Yine geniş kitlelere dünden bugüne bir türlü bulunamayan ama eli hep kulağında olan petrolden doğalgaza, kömürden altın rezervlerine, bakırdan uranyuma, linyitten kurşuna, demirden mermere, uçak gemisinden savaş uçağına, uzay faaliyetlerimizden semalarımızı süsleyen uçaklara, yerli tanktan uzay ajansına kadar (ortada olmayan) hayaller dünyası pompalanıyor. (hayal kırıklıkları yaşatsa bile)
Ama tüm bu böbürlenmelerin içinde dış politikada ödün verdikçe kaybedenin kim olduğu ortada iken, zamlar yağmur gibi yağdıkça yitirenin kim olduğu açık seçikken açık ve net bir şey söylenmiyor, yazılamıyor. Ortadoğu’da mezhep siyaseti güderek, iç pazarda Osmanlı’yı öne çıkararak, dış dünyada; “her şeyi biz belirleriz, her şey bizden sorulur, biz oyun kurucuyuz” tavrı esas alınarak gelinen gelişmiş demokrasi parlatılıp cilalanarak anlatılıyor…

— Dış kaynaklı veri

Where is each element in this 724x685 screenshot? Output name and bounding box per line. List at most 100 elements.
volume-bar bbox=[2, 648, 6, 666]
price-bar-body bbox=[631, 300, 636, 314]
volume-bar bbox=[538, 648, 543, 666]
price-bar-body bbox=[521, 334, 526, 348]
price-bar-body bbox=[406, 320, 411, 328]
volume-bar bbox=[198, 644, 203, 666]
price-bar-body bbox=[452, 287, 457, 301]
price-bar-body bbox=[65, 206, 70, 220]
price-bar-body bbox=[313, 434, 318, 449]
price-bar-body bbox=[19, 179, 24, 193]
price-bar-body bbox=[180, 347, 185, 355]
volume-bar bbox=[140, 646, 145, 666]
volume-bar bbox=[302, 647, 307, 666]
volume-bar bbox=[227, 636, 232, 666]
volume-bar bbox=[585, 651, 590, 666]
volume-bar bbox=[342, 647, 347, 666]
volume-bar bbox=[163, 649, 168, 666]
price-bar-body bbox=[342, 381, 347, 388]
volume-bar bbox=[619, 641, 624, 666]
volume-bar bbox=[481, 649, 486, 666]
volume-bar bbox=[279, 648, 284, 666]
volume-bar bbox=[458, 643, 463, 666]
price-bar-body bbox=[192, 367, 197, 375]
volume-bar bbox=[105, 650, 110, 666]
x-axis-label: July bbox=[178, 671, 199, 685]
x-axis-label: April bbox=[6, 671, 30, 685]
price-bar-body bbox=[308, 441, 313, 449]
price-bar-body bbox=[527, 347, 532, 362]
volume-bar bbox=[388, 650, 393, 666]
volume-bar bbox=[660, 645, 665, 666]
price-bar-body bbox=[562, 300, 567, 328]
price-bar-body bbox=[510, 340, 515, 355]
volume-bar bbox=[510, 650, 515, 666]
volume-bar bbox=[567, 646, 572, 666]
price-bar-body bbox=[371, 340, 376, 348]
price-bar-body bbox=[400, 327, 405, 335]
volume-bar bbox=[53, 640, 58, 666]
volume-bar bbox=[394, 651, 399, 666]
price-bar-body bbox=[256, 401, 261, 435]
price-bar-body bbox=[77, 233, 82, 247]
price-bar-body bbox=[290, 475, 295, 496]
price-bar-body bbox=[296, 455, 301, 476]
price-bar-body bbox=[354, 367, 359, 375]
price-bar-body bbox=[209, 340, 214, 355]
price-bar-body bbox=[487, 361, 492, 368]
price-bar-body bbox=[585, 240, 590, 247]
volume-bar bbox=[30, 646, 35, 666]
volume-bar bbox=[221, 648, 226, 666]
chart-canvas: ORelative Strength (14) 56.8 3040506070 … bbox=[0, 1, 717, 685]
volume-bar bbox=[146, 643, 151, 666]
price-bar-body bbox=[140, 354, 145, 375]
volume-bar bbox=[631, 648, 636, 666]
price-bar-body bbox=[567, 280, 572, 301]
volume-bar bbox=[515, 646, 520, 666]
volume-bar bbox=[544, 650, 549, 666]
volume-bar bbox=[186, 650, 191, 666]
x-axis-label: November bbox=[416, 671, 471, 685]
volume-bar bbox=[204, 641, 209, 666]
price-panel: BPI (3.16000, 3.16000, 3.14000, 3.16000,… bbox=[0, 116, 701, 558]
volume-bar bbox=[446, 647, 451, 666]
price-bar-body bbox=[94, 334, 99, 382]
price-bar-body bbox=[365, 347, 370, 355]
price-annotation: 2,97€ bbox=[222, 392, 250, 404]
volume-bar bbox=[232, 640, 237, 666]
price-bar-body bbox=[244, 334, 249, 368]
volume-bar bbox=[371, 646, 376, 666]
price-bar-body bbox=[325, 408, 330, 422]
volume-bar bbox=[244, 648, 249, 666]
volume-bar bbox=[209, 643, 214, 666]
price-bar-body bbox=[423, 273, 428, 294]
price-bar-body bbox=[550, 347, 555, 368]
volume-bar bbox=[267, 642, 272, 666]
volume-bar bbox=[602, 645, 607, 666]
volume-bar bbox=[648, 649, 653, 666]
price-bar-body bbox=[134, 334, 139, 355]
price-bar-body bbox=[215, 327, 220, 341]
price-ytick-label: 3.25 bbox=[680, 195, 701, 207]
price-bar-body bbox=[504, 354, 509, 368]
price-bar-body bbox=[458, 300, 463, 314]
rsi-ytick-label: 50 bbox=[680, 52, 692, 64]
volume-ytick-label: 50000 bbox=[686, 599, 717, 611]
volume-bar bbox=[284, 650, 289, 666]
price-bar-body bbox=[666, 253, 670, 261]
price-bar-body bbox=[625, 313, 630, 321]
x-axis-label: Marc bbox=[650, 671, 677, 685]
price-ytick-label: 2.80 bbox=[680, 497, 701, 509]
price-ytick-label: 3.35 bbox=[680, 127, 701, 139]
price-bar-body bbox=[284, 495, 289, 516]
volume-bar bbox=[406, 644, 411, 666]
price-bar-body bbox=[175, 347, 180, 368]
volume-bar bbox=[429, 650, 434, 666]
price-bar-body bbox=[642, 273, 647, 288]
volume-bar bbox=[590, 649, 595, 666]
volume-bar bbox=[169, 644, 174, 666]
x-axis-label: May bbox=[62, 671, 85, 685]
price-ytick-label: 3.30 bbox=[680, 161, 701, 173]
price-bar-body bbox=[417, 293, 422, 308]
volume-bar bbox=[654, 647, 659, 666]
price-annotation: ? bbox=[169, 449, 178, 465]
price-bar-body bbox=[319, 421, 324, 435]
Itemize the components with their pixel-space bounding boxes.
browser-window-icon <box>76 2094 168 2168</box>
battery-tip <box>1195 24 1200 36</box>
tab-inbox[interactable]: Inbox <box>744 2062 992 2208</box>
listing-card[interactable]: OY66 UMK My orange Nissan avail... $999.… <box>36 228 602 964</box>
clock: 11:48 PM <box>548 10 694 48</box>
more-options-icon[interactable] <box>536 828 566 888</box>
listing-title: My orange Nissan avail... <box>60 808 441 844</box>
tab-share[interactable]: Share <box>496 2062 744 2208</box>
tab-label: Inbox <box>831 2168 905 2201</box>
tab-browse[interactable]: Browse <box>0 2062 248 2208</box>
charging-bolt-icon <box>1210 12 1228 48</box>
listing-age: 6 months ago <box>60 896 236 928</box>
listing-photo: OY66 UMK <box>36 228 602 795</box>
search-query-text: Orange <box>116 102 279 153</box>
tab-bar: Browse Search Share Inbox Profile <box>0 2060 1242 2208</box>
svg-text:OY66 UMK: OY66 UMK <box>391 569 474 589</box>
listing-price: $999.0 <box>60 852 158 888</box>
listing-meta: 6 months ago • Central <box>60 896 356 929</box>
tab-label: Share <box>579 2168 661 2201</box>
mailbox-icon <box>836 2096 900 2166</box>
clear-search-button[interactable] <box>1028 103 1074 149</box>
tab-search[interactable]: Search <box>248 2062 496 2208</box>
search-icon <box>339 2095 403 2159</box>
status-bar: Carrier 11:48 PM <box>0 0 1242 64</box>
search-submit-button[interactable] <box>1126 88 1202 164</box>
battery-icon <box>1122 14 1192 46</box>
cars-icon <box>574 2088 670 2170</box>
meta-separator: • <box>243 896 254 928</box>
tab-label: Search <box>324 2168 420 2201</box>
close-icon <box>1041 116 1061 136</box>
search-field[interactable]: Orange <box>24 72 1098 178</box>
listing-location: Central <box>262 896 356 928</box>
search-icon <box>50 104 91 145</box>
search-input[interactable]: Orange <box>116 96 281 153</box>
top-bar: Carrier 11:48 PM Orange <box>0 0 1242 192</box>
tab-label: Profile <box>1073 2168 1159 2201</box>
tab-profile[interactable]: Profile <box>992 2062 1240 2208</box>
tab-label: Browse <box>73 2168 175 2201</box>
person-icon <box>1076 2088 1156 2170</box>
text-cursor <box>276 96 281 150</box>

Son yıllarda yaşananlar halka şunu açık seçik öğretti! Bazı davalardan suçlu çıkarmak, iyi rolleri adamına dağıtmak, böylece oyları toplamak maharet gerektirir! Hele de seçimlere az kalmışken. Yönetimin 2019 seçim startını verdiği bugünlerde, parti içi işleyişin yeniden ele alındığına, başkanların istifaya zorlandığına, Atatürk söyleminin yeniden dillendirildiğine, bunun politik bir araç olarak kullanılacağına, bu şekilde oy kayıplarının telafi edileceği hesabına bakın göreceksiniz! Hesaplı kitaplı atılan adımların kotardığı bu ince propaganda taktiği tutar mı? Bu faaliyetten ne çıkar? Bekleyip göreceğiz, yaşayarak ve görerek bir kez daha öğreneceğiz! İş aslında zor olmasına zor da! Biz olup biteni umursamadığımız ve çabuk unuttuğumuz için kolay…
Hele de AKP iktidara geldiğinde 55 bin olan mahkûm sayısı 201 bine çıkmışsa, mapus damlarında 22 bin kapasite fazlası mahkûm varsa, 16 yılda 3 bin 432 tutuklu ve hükümlü ölmüşse, 10 yılda 134 cezaevi yapılmışsa, coşan ekonomi değil, hayat pahalılığı ise durum hiç de iç açıcı ve parlak değildir.
Açlık sınırı 1800 lirayı, yoksulluk sınırı 7 bin lirayı aşarken, Başbakan; “Bu enflasyonu beklemiyorduk!” diyorsa, geçiş garantili köprü, yolcu garantili tünel, hasta garantili hastane yapılıyorsa, Brezilya’dan et, Arjantin’den nohut, Çin’den kuru fasulye, Kanada’dan kırmızı mercimek, Meksika’dan bezelye, Sırbistan’dan et ithal ediliyorsa iş zor ve zorlu demektir.
2 doktor, 1 tıp öğrencisi ağır dersler, yoğun iş baskısı yüksek performans beklentisi, yaşanan stres, 36 saatlik nöbetler, uykusuz geceler, yoğun baş ağrıları, mutsuzluk ve umutsuzluk gerekçesiyle intihar ediyorsa yol uzun ve engebeli demektir.
Not: Bakan Soylu’ya hak vereceğim aklıma bile gelmezdi! “Şeytan dilli siyaset millet tarafından tasfiye edilecektir, kimsenin endişesi olmasın!” deyince benim içime umut serpildi. Nedenini niçinini bilmiyorum ama belki bu kez bakan haklı çıkar ve hak yerini bulur ne dersiniz?